To fix what’s broken, people need to be held accountable, and that’s a slow process. However, it is starting. The Trump organization has just been charged with tax fraud, and its CFO was in court today trying to explain why he didn’t have to fork out any money for his electric bill, car payments, apartment rental, holiday vacations, and the other things that exist in the budgets of the simple folk.  Here we see some of the first cracks in this tower of illusions and corruption.  

 

And as Trump’s empire collapses, that condo in Florida just collapsed, trapping more than a hundred people. I’m sure that will jar more people into realizing that infrastructure is not purely theoretical. It’s about concrete and air and water. Maybe they’ll write their congresspeople, and suggest that something needs to be done, now?

 

There are a lot of things that we’ve thought of as fixed, that are now in flux. But it’s a constant wrangle. Even though the Saturn/Uranus square is no longer so tight, and it will keep loosening until October, there are still impasses. There are still plenty of people wedded to the status quo, deathly afraid of losing money, status or power.

 

In the House, things are busy. I keep getting notices that my congressman, Rep. Jamie Raskin, is voting on one bill after another, and all these bills pass. Sometimes the margins are slim, it’s true. The Republicans vote to keep Confederate statues in the Capitol, to ignore methane emissions, and to let military operations in the Middle East continue indefinitely. They are pretty much okay with giving gold medals to the Capitol police who defended their lives in the January 6 riot, but definitely not in favor of any efforts to find out what the heck happened there.  

 

But in the Senate, the filibuster hangs over every bill like a guillotine blade. Even so, they’re negotiating, and infrastructure bills are weaving in and out of the picture.
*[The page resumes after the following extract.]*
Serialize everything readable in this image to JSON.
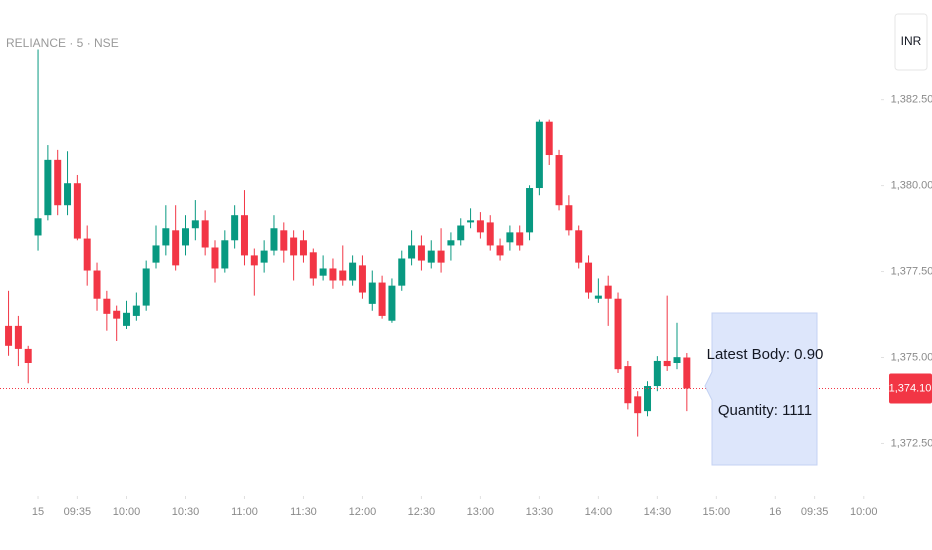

And even though the Voting Rights bill failed, it isn’t going to die. It will come up again and again, in slightly different forms, like the demons rustling in the curtains in Mitch McConnell’s bedroom.

 

Democracy is clearly as dangerous now as it was when the Constitution was written. We can tell that by the way they keep trying to suppress it. It’s not a miracle cure for everything that ails us, but it’s a good tool, something we can work with – and towards – and then with, again.

 

We still have so much to do. But in my house, we just added a new voter to the country. My wife and I watched Joe Biden’s little address to new citizens, and I have to say, I got kind of teary eyed. I’m ready to pop the cork, to toast this country, and to look up in the sky and say “Oooooh!”  Happy fourth of July!